Citibank's Chronic Crises

The Wall Street Journal — the BFF of American big business — is calling for the breakup of Citibank and the firing of its board of directors. Here are the concluding paragraphs of its editorial this morning:

While other banks can claim to be victims of the current panic, Citi is at least a three-time loser. The same directors were at the helm in 2005 when the Fed suspended Citi's ability to make acquisitions because of the bank's failure to adhere to regulatory and ethical standards. Citi also needed resuscitation after the sovereign debt disaster of the 1980s, and it required an orchestrated private rescue in the 1990s.

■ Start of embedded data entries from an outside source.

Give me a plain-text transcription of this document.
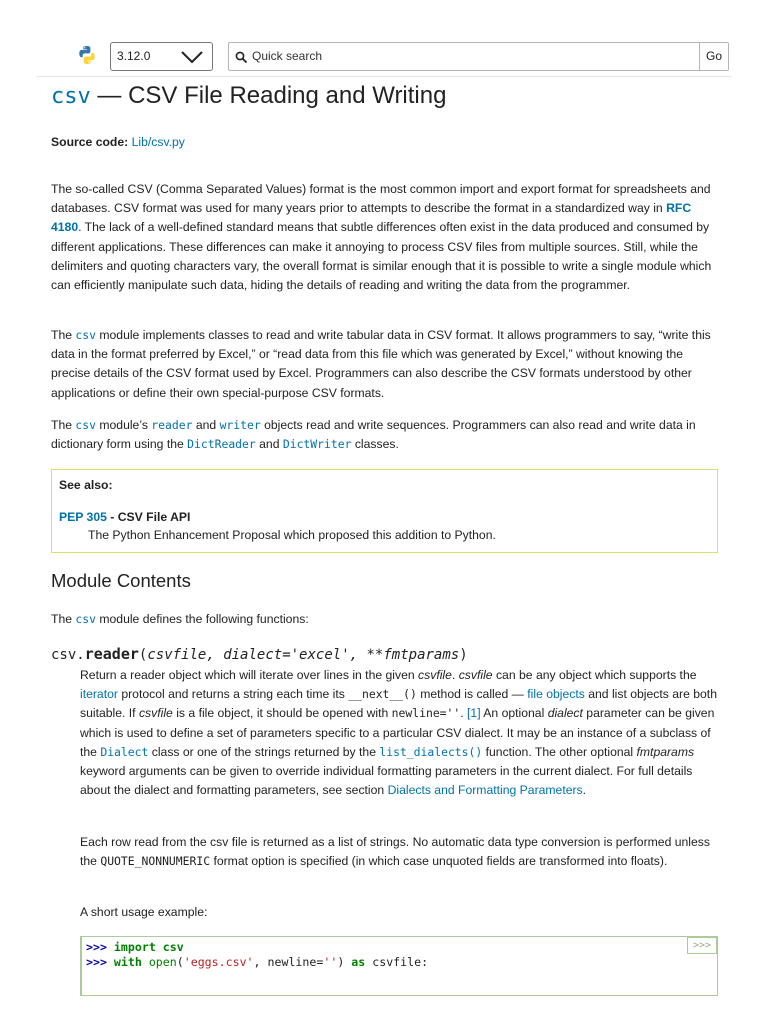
3.12.0	Quick search	Go
csv — CSV File Reading and Writing
Source code: Lib/csv.py

The so-called CSV (Comma Separated Values) format is the most common import and export format for spreadsheets and databases. CSV format was used for many years prior to attempts to describe the format in a standardized way in RFC 4180. The lack of a well-defined standard means that subtle differences often exist in the data produced and consumed by different applications. These differences can make it annoying to process CSV files from multiple sources. Still, while the delimiters and quoting characters vary, the overall format is similar enough that it is possible to write a single module which can efficiently manipulate such data, hiding the details of reading and writing the data from the programmer.

The csv module implements classes to read and write tabular data in CSV format. It allows programmers to say, “write this data in the format preferred by Excel,” or “read data from this file which was generated by Excel,” without knowing the precise details of the CSV format used by Excel. Programmers can also describe the CSV formats understood by other applications or define their own special-purpose CSV formats.

The csv module’s reader and writer objects read and write sequences. Programmers can also read and write data in dictionary form using the DictReader and DictWriter classes.

See also:
PEP 305 - CSV File API
The Python Enhancement Proposal which proposed this addition to Python.
Module Contents

The csv module defines the following functions:

csv.reader(csvfile, dialect='excel', **fmtparams)

Return a reader object which will iterate over lines in the given csvfile. csvfile can be any object which supports the iterator protocol and returns a string each time its __next__() method is called — file objects and list objects are both suitable. If csvfile is a file object, it should be opened with newline=''. [1] An optional dialect parameter can be given which is used to define a set of parameters specific to a particular CSV dialect. It may be an instance of a subclass of the Dialect class or one of the strings returned by the list_dialects() function. The other optional fmtparams keyword arguments can be given to override individual formatting parameters in the current dialect. For full details about the dialect and formatting parameters, see section Dialects and Formatting Parameters.

Each row read from the csv file is returned as a list of strings. No automatic data type conversion is performed unless the QUOTE_NONNUMERIC format option is specified (in which case unquoted fields are transformed into floats).

A short usage example:

>>>
>>> import csv
>>> with open('eggs.csv', newline='') as csvfile:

Such a record of persistent failure suggests a larger -- you might even call it "systemic" -- management problem: If taxpayers have to risk so much to save Citigroup, then regulators should at least exert the discipline to break up this behemoth so it is never again too big to succeed, much less to fail.
This caught my eye for several reasons. First, my belief that firms that are “too big to fail” either need to be allowed to fail now, or be made smaller so next time they can fail next time.

Secondly, Citibank has engaged in some of the most egregious lobbying, as when Robert Rubin (onetime Clinton Treasury Secretary) pushed to protect Enron from reduced credit ratings and bankruptcy. (Citibank later paid $3.7 billion in damages for protecting Enron). Given how Enron was the symbol of business corruption earlier this decade, why has Rubin escaped any damage to his reputation?

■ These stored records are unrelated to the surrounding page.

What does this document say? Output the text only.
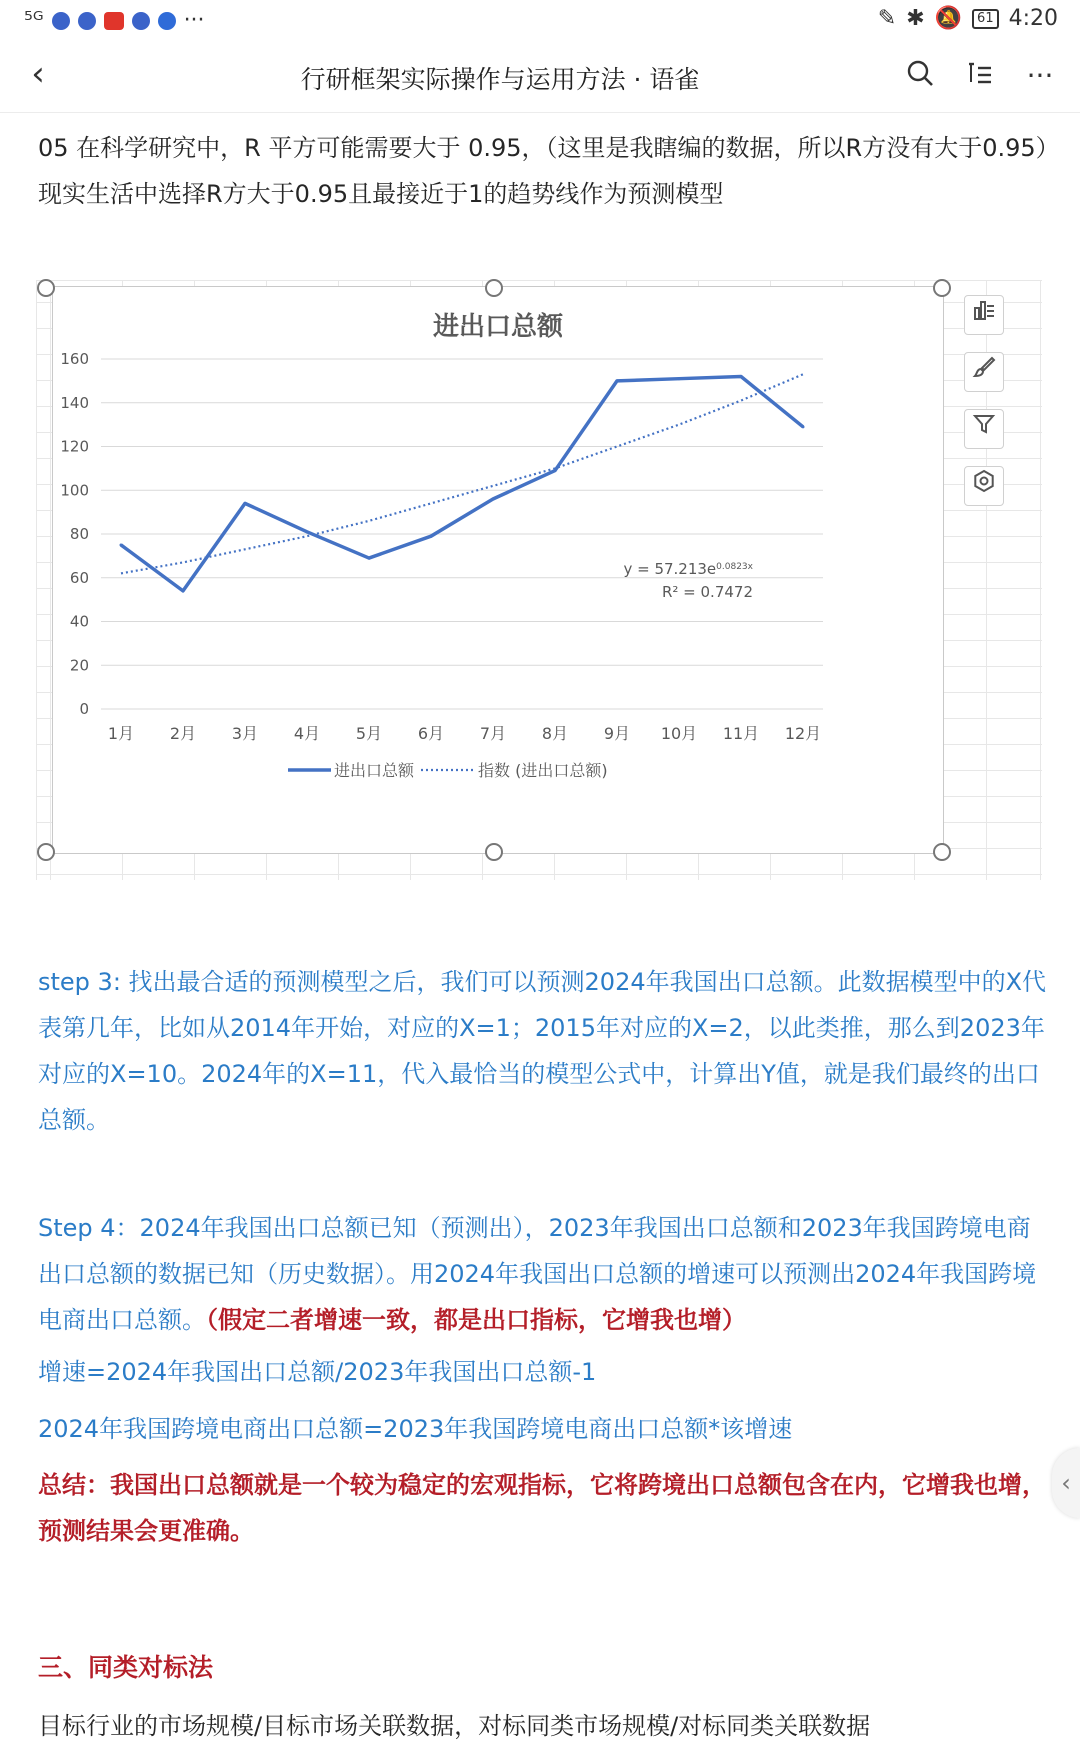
⁵ᴳ	···	✎ ✱ 🔕	61 4:20
‹	行研框架实际操作与运用方法 · 语雀	···
05 在科学研究中，R 平方可能需要大于 0.95，（这里是我瞎编的数据，所以R方没有大于0.95）现实生活中选择R方大于0.95且最接近于1的趋势线作为预测模型
进出口总额
0
20
40
60
80
100
120
140
160
1月 2月 3月 4月 5月 6月 7月 8月 9月 10月 11月 12月
$y = 57.213e^{0.0823x}$
R² = 0.7472
进出口总额	指数 (进出口总额)
step 3: 找出最合适的预测模型之后，我们可以预测2024年我国出口总额。此数据模型中的X代表第几年，比如从2014年开始，对应的X=1；2015年对应的X=2，以此类推，那么到2023年对应的X=10。2024年的X=11，代入最恰当的模型公式中，计算出Y值，就是我们最终的出口总额。
Step 4：2024年我国出口总额已知（预测出），2023年我国出口总额和2023年我国跨境电商出口总额的数据已知（历史数据）。用2024年我国出口总额的增速可以预测出2024年我国跨境电商出口总额。（假定二者增速一致，都是出口指标，它增我也增）
增速=2024年我国出口总额/2023年我国出口总额-1
2024年我国跨境电商出口总额=2023年我国跨境电商出口总额*该增速
总结：我国出口总额就是一个较为稳定的宏观指标，它将跨境出口总额包含在内，它增我也增，预测结果会更准确。
三、同类对标法
目标行业的市场规模/目标市场关联数据，对标同类市场规模/对标同类关联数据
‹
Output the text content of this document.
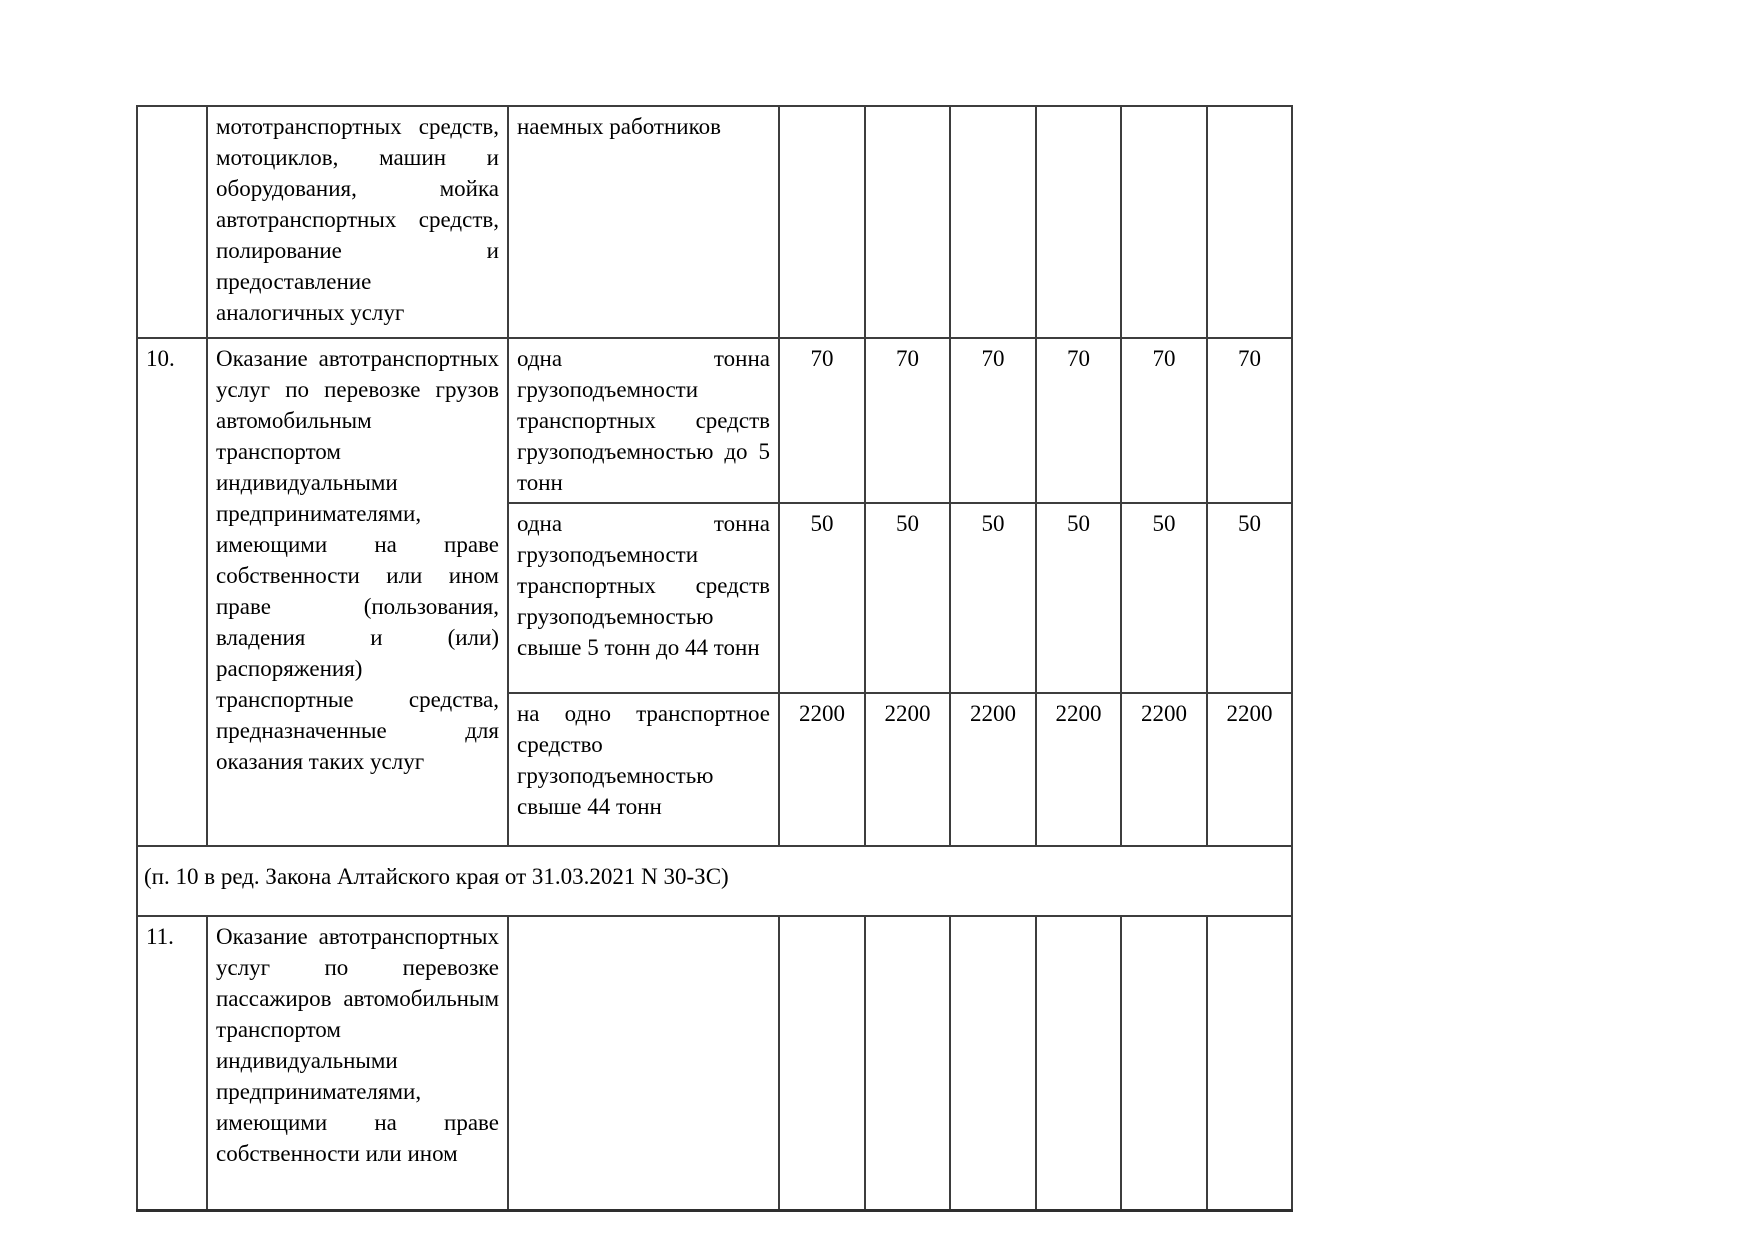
	мототранспортных средств, мотоциклов, машин и оборудования, мойка автотранспортных средств, полирование и предоставление аналогичных услуг	наемных работников						
10.	Оказание автотранспортных услуг по перевозке грузов автомобильным транспортом индивидуальными предпринимателями, имеющими на праве собственности или ином праве (пользования, владения и (или) распоряжения) транспортные средства, предназначенные для оказания таких услуг	одна тонна грузоподъемности транспортных средств грузоподъемностью до 5 тонн	70	70	70	70	70	70
		одна тонна грузоподъемности транспортных средств грузоподъемностью свыше 5 тонн до 44 тонн	50	50	50	50	50	50
		на одно транспортное средство грузоподъемностью свыше 44 тонн	2200	2200	2200	2200	2200	2200
(п. 10 в ред. Закона Алтайского края от 31.03.2021 N 30-ЗС)								
11.	Оказание автотранспортных услуг по перевозке пассажиров автомобильным транспортом индивидуальными предпринимателями, имеющими на праве собственности или ином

In a real free market, failure has consequences, and those responsible for failure are held to account. The alternative is corporate socialism — i.e. France, the UAW or a nationalized auto industry.

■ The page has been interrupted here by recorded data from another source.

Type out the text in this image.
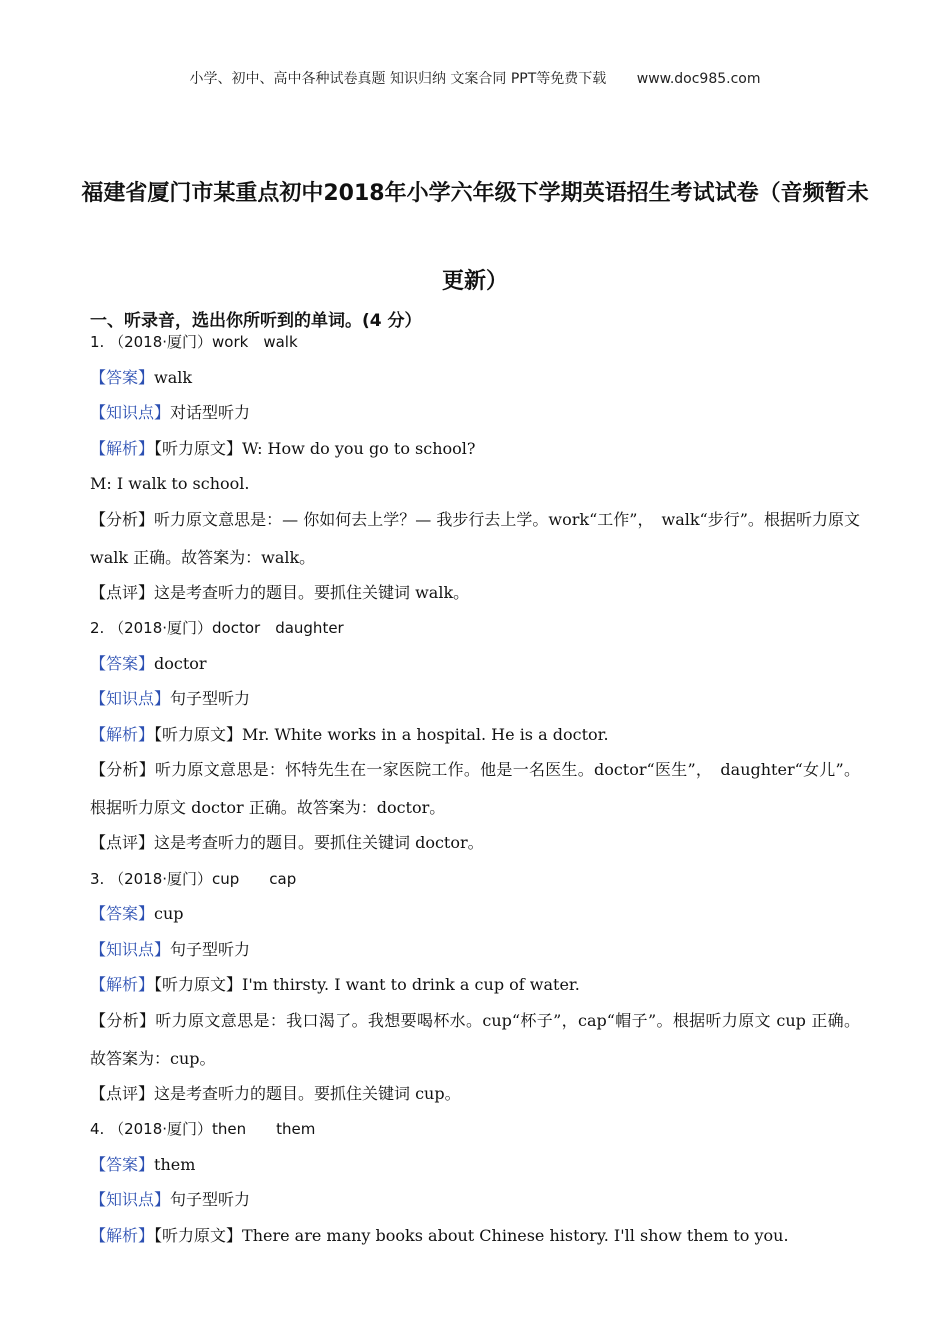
小学、初中、高中各种试卷真题 知识归纳 文案合同 PPT等免费下载 www.doc985.com
福建省厦门市某重点初中2018年小学六年级下学期英语招生考试试卷（音频暂未更新）
一、听录音，选出你所听到的单词。(4 分）
1. （2018·厦门）work　walk
【答案】walk
【知识点】对话型听力
【解析】【听力原文】W: How do you go to school?
M: I walk to school.
【分析】听力原文意思是：— 你如何去上学？— 我步行去上学。work“工作”，　walk“步行”。根据听力原文 walk 正确。故答案为：walk。
【点评】这是考查听力的题目。要抓住关键词 walk。
2. （2018·厦门）doctor　daughter
【答案】doctor
【知识点】句子型听力
【解析】【听力原文】Mr. White works in a hospital. He is a doctor.
【分析】听力原文意思是：怀特先生在一家医院工作。他是一名医生。doctor“医生”，　daughter“女儿”。根据听力原文 doctor 正确。故答案为：doctor。
【点评】这是考查听力的题目。要抓住关键词 doctor。
3. （2018·厦门）cup　　cap
【答案】cup
【知识点】句子型听力
【解析】【听力原文】I'm thirsty. I want to drink a cup of water.
【分析】听力原文意思是：我口渴了。我想要喝杯水。cup“杯子”，cap“帽子”。根据听力原文 cup 正确。故答案为：cup。
【点评】这是考查听力的题目。要抓住关键词 cup。
4. （2018·厦门）then　　them
【答案】them
【知识点】句子型听力
【解析】【听力原文】There are many books about Chinese history. I'll show them to you.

The big banks should be an easy call: they collect lots of money when times are good and make taxpayers foot the bill when times are bad. It should be one or the other — government wages with government guarantees, or free market wages with the free market risk of failure. (Not to mention shareholders who fire managers who mess up).

So far, Obama has resisted the temptation to write a blank check to Detroit, but even if he stands tall, there will be many other opportunities for politically connected fatcats to feed at the public trough.